A camelina transgênica é um exemplo de uma nova geração de vegetais GM, cujas transformações têm como objetivo contribuir para a melhora na saúde das pessoas. Se os testes de campo forem bem sucedidos, a planta será usada como ração para peixes, a exemplo do salmão, com o objetivo de aumentar o teor de Ômega-3 neste alimento. Segundo o professor do Instituto de Pesquisa Rothamsted, Jonathan Napier, existe também a possibilidade de utilizá-la como aditivo na produção de iogurtes, margarinas ou como suplemento alimentar.

Embora descrita como um óleo dos peixes, o Ômega-3 é, na verdade, produzido por microalgas marinhas que são ingeridas por eles. “A quantidade de Ômega-3 encontrada na carne desses animais está diretamente relacionada com suas dietas”, explica Napier. “No mar, como há abundância de microalgas, eles conseguem esse nutriente com facilidade mas, quando criados em ambientes fechados, a quantidade desse composto é reduzida drasticamente” completa. A camelina transgênica é uma alternativa para, ao mesmo tempo, aumentar o teor nutricional dos peixes de cativeiro e garantir sustentabilidade ao processo.

Pesquisadores britânicos copiaram e sintetizaram os genes da microalga e o introduziram na camelina, vegetal conhecido pelo óleo de sua semente.
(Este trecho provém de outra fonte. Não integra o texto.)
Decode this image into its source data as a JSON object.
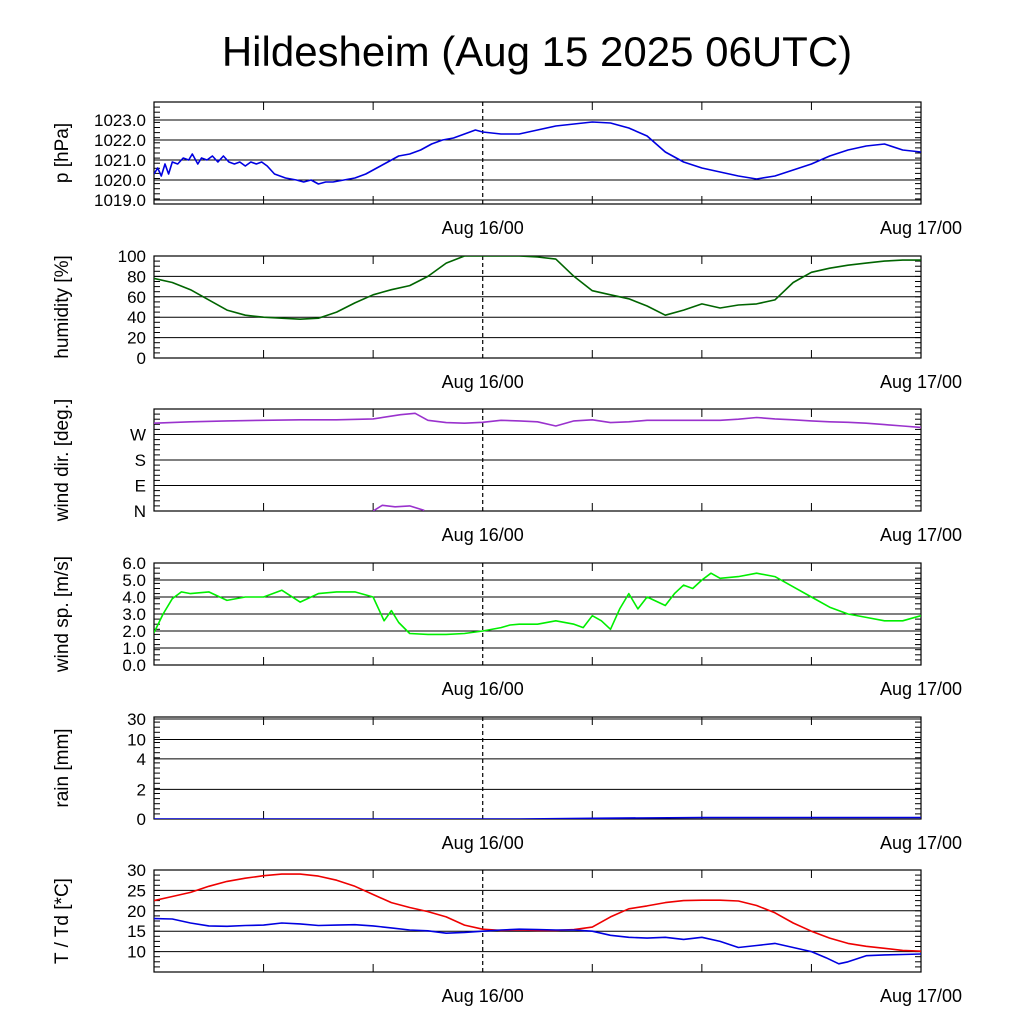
{
  "title": "Hildesheim (Aug 15 2025 06UTC)",
  "x_tick_labels": [
    "Aug 16/00",
    "Aug 17/00"
  ],
  "colors": {
    "pressure": "#0000e0",
    "humidity": "#006400",
    "wind_dir": "#9a32cd",
    "wind_speed": "#00ee00",
    "rain": "#0000e0",
    "temperature": "#ee0000",
    "dewpoint": "#0000e0",
    "grid": "#000000"
  },
  "chart_data": [
    {
      "type": "line",
      "id": "pressure",
      "ylabel": "p [hPa]",
      "x_range_hours": [
        0,
        42
      ],
      "ylim": [
        1018.8,
        1023.9
      ],
      "y_ticks": [
        "1019.0",
        "1020.0",
        "1021.0",
        "1022.0",
        "1023.0"
      ],
      "y_tick_values": [
        1019,
        1020,
        1021,
        1022,
        1023
      ],
      "series": [
        {
          "key": "pressure",
          "x": [
            0,
            0.2,
            0.4,
            0.6,
            0.8,
            1.0,
            1.3,
            1.6,
            1.9,
            2.1,
            2.4,
            2.6,
            2.9,
            3.2,
            3.5,
            3.8,
            4.1,
            4.4,
            4.7,
            5.0,
            5.3,
            5.6,
            5.9,
            6.2,
            6.6,
            7.2,
            7.8,
            8.2,
            8.6,
            9.0,
            9.4,
            9.8,
            10.4,
            11.0,
            11.6,
            12.2,
            12.8,
            13.4,
            14.0,
            14.6,
            15.2,
            15.8,
            16.4,
            17.0,
            17.6,
            18.0,
            19.0,
            20.0,
            21.0,
            22.0,
            23.0,
            24.0,
            25.0,
            26.0,
            27.0,
            28.0,
            29.0,
            30.0,
            31.0,
            32.0,
            33.0,
            34.0,
            35.0,
            36.0,
            37.0,
            38.0,
            39.0,
            40.0,
            41.0,
            42.0
          ],
          "y": [
            1020.3,
            1020.6,
            1020.2,
            1020.8,
            1020.3,
            1020.9,
            1020.8,
            1021.1,
            1021.0,
            1021.3,
            1020.8,
            1021.1,
            1021.0,
            1021.2,
            1020.9,
            1021.2,
            1020.9,
            1020.8,
            1020.9,
            1020.7,
            1020.9,
            1020.8,
            1020.9,
            1020.7,
            1020.3,
            1020.1,
            1020.0,
            1019.9,
            1020.0,
            1019.8,
            1019.9,
            1019.9,
            1020.0,
            1020.1,
            1020.3,
            1020.6,
            1020.9,
            1021.2,
            1021.3,
            1021.5,
            1021.8,
            1022.0,
            1022.1,
            1022.3,
            1022.5,
            1022.4,
            1022.3,
            1022.3,
            1022.5,
            1022.7,
            1022.8,
            1022.9,
            1022.85,
            1022.6,
            1022.2,
            1021.4,
            1020.9,
            1020.6,
            1020.4,
            1020.2,
            1020.05,
            1020.2,
            1020.5,
            1020.8,
            1021.2,
            1021.5,
            1021.7,
            1021.8,
            1021.5,
            1021.4
          ]
        }
      ]
    },
    {
      "type": "line",
      "id": "humidity",
      "ylabel": "humidity [%]",
      "x_range_hours": [
        0,
        42
      ],
      "ylim": [
        0,
        100
      ],
      "y_ticks": [
        "0",
        "20",
        "40",
        "60",
        "80",
        "100"
      ],
      "y_tick_values": [
        0,
        20,
        40,
        60,
        80,
        100
      ],
      "series": [
        {
          "key": "humidity",
          "x": [
            0,
            1,
            2,
            3,
            4,
            5,
            6,
            7,
            8,
            9,
            10,
            11,
            12,
            13,
            14,
            15,
            16,
            17,
            18,
            19,
            20,
            21,
            22,
            23,
            24,
            25,
            26,
            27,
            28,
            29,
            30,
            31,
            32,
            33,
            34,
            35,
            36,
            37,
            38,
            39,
            40,
            41,
            42
          ],
          "y": [
            78,
            74,
            67,
            57,
            47,
            42,
            40,
            39,
            38,
            39,
            45,
            54,
            62,
            67,
            71,
            80,
            93,
            100,
            100,
            100,
            100,
            99,
            97,
            80,
            66,
            62,
            58,
            51,
            42,
            47,
            53,
            49,
            52,
            53,
            57,
            74,
            84,
            88,
            91,
            93,
            95,
            96,
            96
          ],
          "_note_unused": ""
        }
      ]
    },
    {
      "type": "line",
      "id": "wind_dir",
      "ylabel": "wind dir. [deg.]",
      "x_range_hours": [
        0,
        42
      ],
      "ylim": [
        0,
        360
      ],
      "y_ticks": [
        "N",
        "E",
        "S",
        "W"
      ],
      "y_tick_values": [
        0,
        90,
        180,
        270
      ],
      "series": [
        {
          "key": "wind_dir",
          "segments": [
            {
              "x": [
                0,
                2,
                4,
                6,
                8,
                10,
                12,
                13.5,
                14.3,
                15,
                16,
                17,
                18,
                19,
                20,
                21,
                22,
                23,
                24,
                25,
                26,
                27,
                28,
                29,
                30,
                31,
                32,
                33,
                34,
                35,
                36,
                37,
                38,
                39,
                40,
                41,
                42
              ],
              "y": [
                310,
                315,
                318,
                320,
                322,
                322,
                325,
                340,
                345,
                320,
                312,
                310,
                313,
                320,
                318,
                315,
                300,
                318,
                322,
                312,
                315,
                320,
                320,
                320,
                320,
                320,
                324,
                330,
                325,
                322,
                318,
                315,
                313,
                310,
                305,
                300,
                295
              ]
            },
            {
              "x": [
                12.0,
                12.5,
                13.2,
                14.0,
                14.8
              ],
              "y": [
                0,
                20,
                15,
                18,
                2
              ]
            }
          ]
        }
      ]
    },
    {
      "type": "line",
      "id": "wind_speed",
      "ylabel": "wind sp. [m/s]",
      "x_range_hours": [
        0,
        42
      ],
      "ylim": [
        0,
        6
      ],
      "y_ticks": [
        "0.0",
        "1.0",
        "2.0",
        "3.0",
        "4.0",
        "5.0",
        "6.0"
      ],
      "y_tick_values": [
        0,
        1,
        2,
        3,
        4,
        5,
        6
      ],
      "series": [
        {
          "key": "wind_speed",
          "x": [
            0,
            0.5,
            1,
            1.5,
            2,
            3,
            4,
            5,
            6,
            7,
            8,
            9,
            10,
            11,
            12,
            12.6,
            13,
            13.4,
            14,
            15,
            16,
            17,
            18,
            19,
            19.5,
            20,
            21,
            22,
            23,
            23.5,
            24,
            24.5,
            25,
            25.5,
            26,
            26.5,
            27,
            28,
            28.5,
            29,
            29.5,
            30,
            30.5,
            31,
            32,
            33,
            34,
            35,
            36,
            37,
            38,
            39,
            40,
            41,
            42
          ],
          "y": [
            1.9,
            3.0,
            3.9,
            4.3,
            4.2,
            4.3,
            3.8,
            4.0,
            4.0,
            4.4,
            3.7,
            4.2,
            4.3,
            4.3,
            4.0,
            2.6,
            3.2,
            2.5,
            1.85,
            1.8,
            1.8,
            1.85,
            2.0,
            2.2,
            2.35,
            2.4,
            2.4,
            2.6,
            2.4,
            2.2,
            2.9,
            2.6,
            2.1,
            3.3,
            4.2,
            3.3,
            4.0,
            3.5,
            4.2,
            4.7,
            4.5,
            5.0,
            5.4,
            5.1,
            5.2,
            5.4,
            5.2,
            4.6,
            4.0,
            3.4,
            3.0,
            2.8,
            2.6,
            2.6,
            2.9
          ]
        }
      ]
    },
    {
      "type": "line",
      "id": "rain",
      "ylabel": "rain [mm]",
      "x_range_hours": [
        0,
        42
      ],
      "scale": "nonlinear",
      "ylim": [
        0,
        30
      ],
      "y_ticks": [
        "0",
        "2",
        "4",
        "10",
        "30"
      ],
      "y_tick_values": [
        0,
        2,
        4,
        10,
        30
      ],
      "series": [
        {
          "key": "rain",
          "x": [
            0,
            20,
            24,
            30,
            42
          ],
          "y": [
            0,
            0,
            0.05,
            0.1,
            0.1
          ]
        }
      ]
    },
    {
      "type": "line",
      "id": "temperature",
      "ylabel": "T / Td [*C]",
      "x_range_hours": [
        0,
        42
      ],
      "ylim": [
        5,
        30
      ],
      "y_ticks": [
        "10",
        "15",
        "20",
        "25",
        "30"
      ],
      "y_tick_values": [
        10,
        15,
        20,
        25,
        30
      ],
      "series": [
        {
          "key": "temperature",
          "x": [
            0,
            1,
            2,
            3,
            4,
            5,
            6,
            7,
            8,
            9,
            10,
            11,
            12,
            13,
            14,
            15,
            16,
            17,
            18,
            19,
            20,
            21,
            22,
            23,
            24,
            25,
            26,
            27,
            28,
            29,
            30,
            31,
            32,
            33,
            34,
            35,
            36,
            37,
            38,
            39,
            40,
            41,
            42
          ],
          "y": [
            22.5,
            23.5,
            24.5,
            26,
            27.2,
            28,
            28.6,
            29,
            29,
            28.5,
            27.5,
            26,
            24,
            22,
            20.8,
            19.8,
            18.5,
            16.5,
            15.5,
            15.2,
            15.3,
            15.2,
            15.2,
            15.4,
            16,
            18.5,
            20.5,
            21.2,
            22,
            22.5,
            22.6,
            22.6,
            22.4,
            21.3,
            19.5,
            17,
            15,
            13.3,
            12,
            11.3,
            10.8,
            10.3,
            10.1
          ]
        },
        {
          "key": "dewpoint",
          "x": [
            0,
            1,
            2,
            3,
            4,
            5,
            6,
            7,
            8,
            9,
            10,
            11,
            12,
            13,
            14,
            15,
            16,
            17,
            18,
            19,
            20,
            21,
            22,
            23,
            24,
            25,
            26,
            27,
            28,
            29,
            30,
            31,
            32,
            33,
            34,
            35,
            36,
            36.8,
            37.5,
            38,
            39,
            40,
            41,
            42
          ],
          "y": [
            18.1,
            18,
            17,
            16.3,
            16.2,
            16.4,
            16.5,
            17,
            16.8,
            16.4,
            16.5,
            16.6,
            16.3,
            15.8,
            15.3,
            15.1,
            14.5,
            14.7,
            15.0,
            15.3,
            15.5,
            15.4,
            15.3,
            15.3,
            15.0,
            14.0,
            13.5,
            13.3,
            13.5,
            13.0,
            13.5,
            12.5,
            11,
            11.5,
            12,
            11,
            10,
            8.5,
            7,
            7.5,
            9,
            9.2,
            9.3,
            9.4
          ]
        }
      ]
    }
  ]
}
As plantas transgênicas estão sendo cultivados em Harpenden, a apenas 30 minutos de Londres. O local é protegido por um rígido sistema de segurança para evitar que ativistas destruam os experimentos. De acordo com Jonathan Napier, até o momento, não houve problemas. “Acredito que as pessoas aceitam mais o desenvolvimento de transgênicos com benefícios à saúde humana do que com vantagens agronômicas, embora a técnica empregada seja a mesma”, argumenta o professor.